The U.S. and Swiss governments and banking giant UBS AG indicated Sunday they were seeking a settlement and asked a federal judge to delay high-stakes hearings on the Internal Revenue Service's effort to identify thousands of suspected American tax evaders.
The one-page motion, filed in Miami less than 24 hours before the hearings were to begin Monday, said postponement is needed "to allow the two governments to continue their discussions seeking a resolution of this matter."
Unless a deal is reached beforehand, the filing asks that the hearing be rescheduled for Aug. 3.
U.S. District Judge Alan S. Gold did not immediately rule on the request, but judges routinely allow parties in civil cases extra time to settle out of court.
In a statement, the U.S. Justice Department said any agreement would have to require that UBS provide "information on a significant number of individuals with UBS accounts."
"If an alternative resolution is not reached, the Department of Justice will continue to vigorously pursue enforcement of the summons through the court," the statement said.
The case seeking the identities of some 52,000 wealthy American clients suspected of hiding $15 billion at UBS has already sent shock waves through the international banking system.
Bankers fear a ruling against UBS would disrupt cross-border commerce, force people to withdraw huge sums of money from financial entities with offshore offices and play havoc with international tax treaties. Experts say some other foreign banks are asking American clients to close out accounts for fear they may be targeted next.
"The precedent this case may set is of immediate relevance to all financial institutions with global operations," the Institute of International Bankers and other financial organizations said in a recent court filing.
The UBS case has persuaded hundreds of taxpayers with offshore accounts to come clean with the IRS under a voluntary disclosure program. The program allows most people to pay a fine and back taxes without facing criminal prosecution, said tax attorney Robert McKenzie with the Arnstein & Lehr firm.
"The IRS would like to continue the specter of fear that this UBS case has created," McKenzie said. "This strategy is working. The level of calls I'm receiving is picking up, not going down."
UBS, which previously admitted wrongdoing in a more limited U.S. tax case, is resisting turning over the names that have been protected by centuries-old Swiss bank secrecy laws.
"Honoring the IRS summons would require UBS to violate Swiss criminal law, and we simply cannot comply," said Oswald Gruebel, UBS chief executive officer, in a letter to bank offices worldwide. "This matter should be resolved between governments according to established frameworks."
The Swiss government escalated the dispute last week by threatening to block release of the UBS account names if Gold rules for the IRS.
One of Europe's biggest banks, UBS has about 34,000 permanent and contract employees at 381 locations in the U.S., according to the company.

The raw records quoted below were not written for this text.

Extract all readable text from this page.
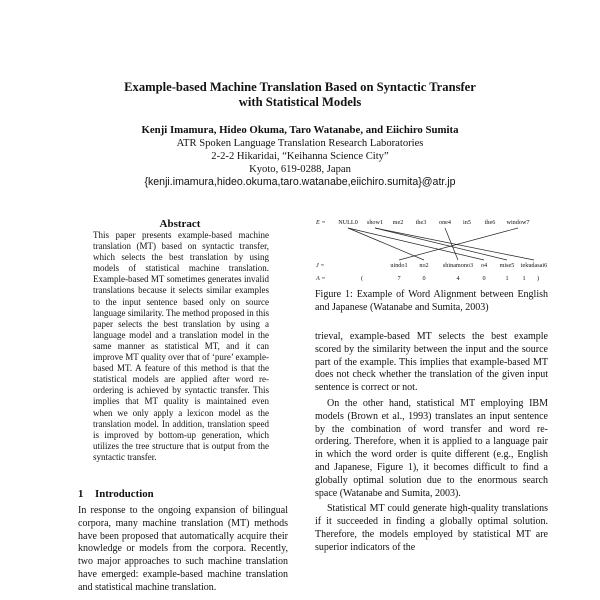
Example-based Machine Translation Based on Syntactic Transfer
with Statistical Models
Kenji Imamura, Hideo Okuma, Taro Watanabe, and Eiichiro Sumita
ATR Spoken Language Translation Research Laboratories
2-2-2 Hikaridai, “Keihanna Science City”
Kyoto, 619-0288, Japan
{kenji.imamura,hideo.okuma,taro.watanabe,eiichiro.sumita}@atr.jp
Abstract
This paper presents example-based machine translation (MT) based on syntactic transfer, which selects the best translation by using models of statistical machine translation. Example-based MT sometimes generates invalid translations because it selects similar examples to the input sentence based only on source language similarity. The method proposed in this paper selects the best translation by using a language model and a translation model in the same manner as statistical MT, and it can improve MT quality over that of ‘pure’ example-based MT. A feature of this method is that the statistical models are applied after word re-ordering is achieved by syntactic transfer. This implies that MT quality is maintained even when we only apply a lexicon model as the translation model. In addition, translation speed is improved by bottom-up generation, which utilizes the tree structure that is output from the syntactic transfer.
1 Introduction
In response to the ongoing expansion of bilingual corpora, many machine translation (MT) methods have been proposed that automatically acquire their knowledge or models from the corpora. Recently, two major approaches to such machine translation have emerged: example-based machine translation and statistical machine translation.
E = NULL0 show1 me2 the3 one4 in5 the6 window7
J =	uindo1 no2 shinamono3 o4 mise5 tekudasai6
A =	(	7	0	4	0	1 1 )
Figure 1: Example of Word Alignment between English and Japanese (Watanabe and Sumita, 2003)

trieval, example-based MT selects the best example scored by the similarity between the input and the source part of the example. This implies that example-based MT does not check whether the translation of the given input sentence is correct or not.

On the other hand, statistical MT employing IBM models (Brown et al., 1993) translates an input sentence by the combination of word transfer and word re-ordering. Therefore, when it is applied to a language pair in which the word order is quite different (e.g., English and Japanese, Figure 1), it becomes difficult to find a globally optimal solution due to the enormous search space (Watanabe and Sumita, 2003).

Statistical MT could generate high-quality translations if it succeeded in finding a globally optimal solution. Therefore, the models employed by statistical MT are superior indicators of the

The IRS in February filed what are called "John Doe summonses" seeking U.S. taxpayer identities from UBS, shortly after the Zurich-based bank reached a deferred prosecution agreement with the Justice Department over its tax evasion practices. UBS agreed then to identify 300 people _ some of whom are now facing criminal charges _ and admitted it wrongly used sham offshore entities, false paperwork and questionable client recruitment.
UBS also paid a $780 million penalty.
"Until its activities were discovered, UBS _ on U.S. soil _ regularly violated U.S. law, and actively helped its customers violate U.S. law," said Justice Department tax attorney Stuart Gibson, the lead U.S. lawyer on the case.
The 300 names were released under an exception to Swiss banking secrecy law when clients deliberately defrauded tax authorities, as opposed to failing to declare all assets.
Abusive tax shelters and hidden offshore accounts cost the U.S. government an estimated $100 billion a year in lost tax revenue, according to Sen. Carl Levin, D-Mich., chairman of the Senate Permanent Subcommittee on Investigations.
The Justice Department has brought several other UBS-related tax cases in South Florida, including a November 2008 indictment charging former bank executive Raoul Weil with conspiring to defraud the government. Weil, who ran UBS cross-border and private banking operations, is a fugitive living in Switzerland, and his lawyer has insisted he is innocent.
In June 2008, former UBS banker Bradley Birkenfeld pleaded guilty to a similar charge _ he helped a California billionaire evade taxes _ and has been cooperating extensively with federal prosecutors and the IRS. He has not yet been sentenced.